- W supergigancie liczyłam na to, że uda mi się wygrać i tak się stało. Trudniej było w przypadku superkombinacji. Gdy po supergigancie okazało się, że Ola Kluś ma tylko 0,9 sekundy straty do mnie, wiedziałam, że muszę się sprężyć w slalomie. Ola bardzo dobrze jeździ slalom w tym sezonie. Musiałam szybko pojechać, by utrzymać prowadzenie - powiedziała Agnieszka Gąsienica-Daniel serwisowi pzn.pl.
Przypomnijmy, narciarka AZS AWF Katowice podczas mistrzostw Polski wywalczyła aż cztery medale - trzy złote i jeden srebrny. Zwyciężyła w supergigancie, superkombinacji oraz slalomie gigancie. Druga była natomiast w slalomie.
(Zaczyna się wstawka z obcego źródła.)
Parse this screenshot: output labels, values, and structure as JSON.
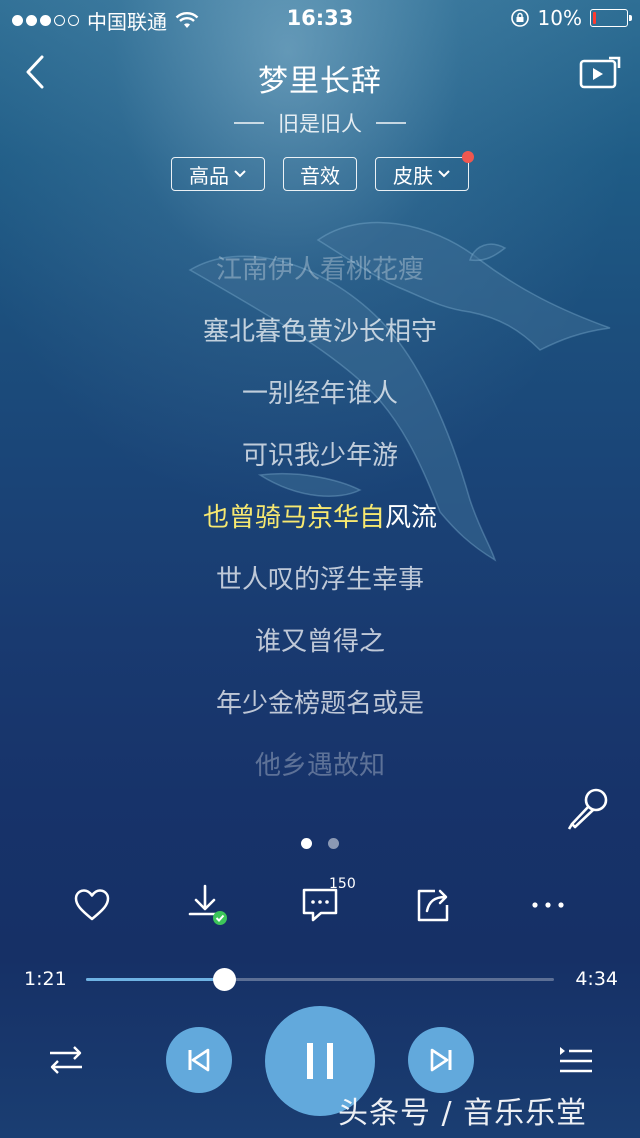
{
  "status_bar": {
    "carrier": "中国联通",
    "time": "16:33",
    "battery_percent": "10%",
    "battery_level": 0.1,
    "signal_bars": 3,
    "signal_total": 5
  },
  "header": {
    "song_title": "梦里长辞",
    "artist": "旧是旧人"
  },
  "options": [
    {
      "label": "高品",
      "has_dropdown": true
    },
    {
      "label": "音效",
      "has_dropdown": false
    },
    {
      "label": "皮肤",
      "has_dropdown": true,
      "has_badge": true
    }
  ],
  "lyrics": {
    "lines": [
      "江南伊人看桃花瘦",
      "塞北暮色黄沙长相守",
      "一别经年谁人",
      "可识我少年游",
      "也曾骑马京华自风流",
      "世人叹的浮生幸事",
      "谁又曾得之",
      "年少金榜题名或是",
      "他乡遇故知"
    ],
    "current_index": 4,
    "current_sung": "也曾骑马京华自",
    "current_rest": "风流"
  },
  "pager": {
    "total": 2,
    "active": 0
  },
  "actions": {
    "comment_count": "150"
  },
  "progress": {
    "current": "1:21",
    "total": "4:34",
    "fraction": 0.2956
  },
  "watermark": "头条号 / 音乐乐堂",
  "colors": {
    "accent": "#62a9dc",
    "highlight_lyric": "#f7e870",
    "badge_red": "#f0574f",
    "download_check": "#3dc55a"
  }
}
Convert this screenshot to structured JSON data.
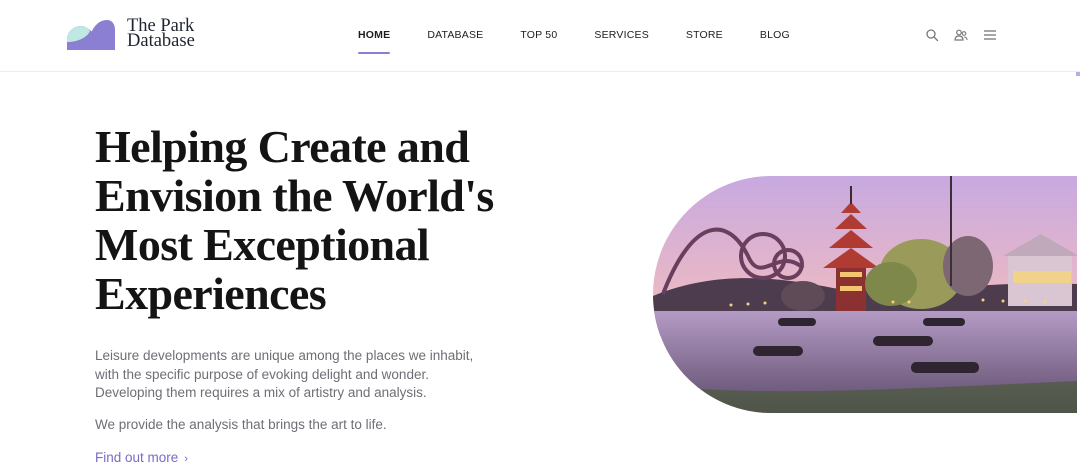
{
  "brand": {
    "name_line1": "The Park",
    "name_line2": "Database",
    "accent": "#8b7fd3",
    "logo_colors": [
      "#bfe8e2",
      "#8b7fd3"
    ]
  },
  "nav": {
    "items": [
      {
        "label": "HOME",
        "active": true
      },
      {
        "label": "DATABASE",
        "active": false
      },
      {
        "label": "TOP 50",
        "active": false
      },
      {
        "label": "SERVICES",
        "active": false
      },
      {
        "label": "STORE",
        "active": false
      },
      {
        "label": "BLOG",
        "active": false
      }
    ],
    "icons": [
      "search-icon",
      "user-group-icon",
      "menu-icon"
    ]
  },
  "hero": {
    "title_lines": [
      "Helping Create and",
      "Envision the World's",
      "Most Exceptional",
      "Experiences"
    ],
    "body_lines": [
      "Leisure developments are unique among the places we inhabit,",
      "with the specific purpose of evoking delight and wonder.",
      "Developing them requires a mix of artistry and analysis."
    ],
    "body2": "We provide the analysis that brings the art to life.",
    "cta": "Find out more",
    "cta_chevron": "›",
    "image": "amusement-park-pagoda-lake-photo"
  }
}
Agnieszka Gąsienica-Daniel komplementowała organizację mistrzostw. - Trasa była znakomita, twarda, utrzymywała się podczas obu przejazdów. Wszystko dlatego, że w nocy mieliśmy - 20 stopni Celsjusza. Mistrzostwa wypadły bardzo fajnie. Takie warunki trudno spotkać w marcu. Dla mnie były to bardzo dobre zawody. Przywiozę z nich do domu trzy złote krążki i jeden srebrny. Muszę jeszcze popracować nad slalomem, aby być w nim szybsza i także w nim wygrywać - zaznacza narciarka.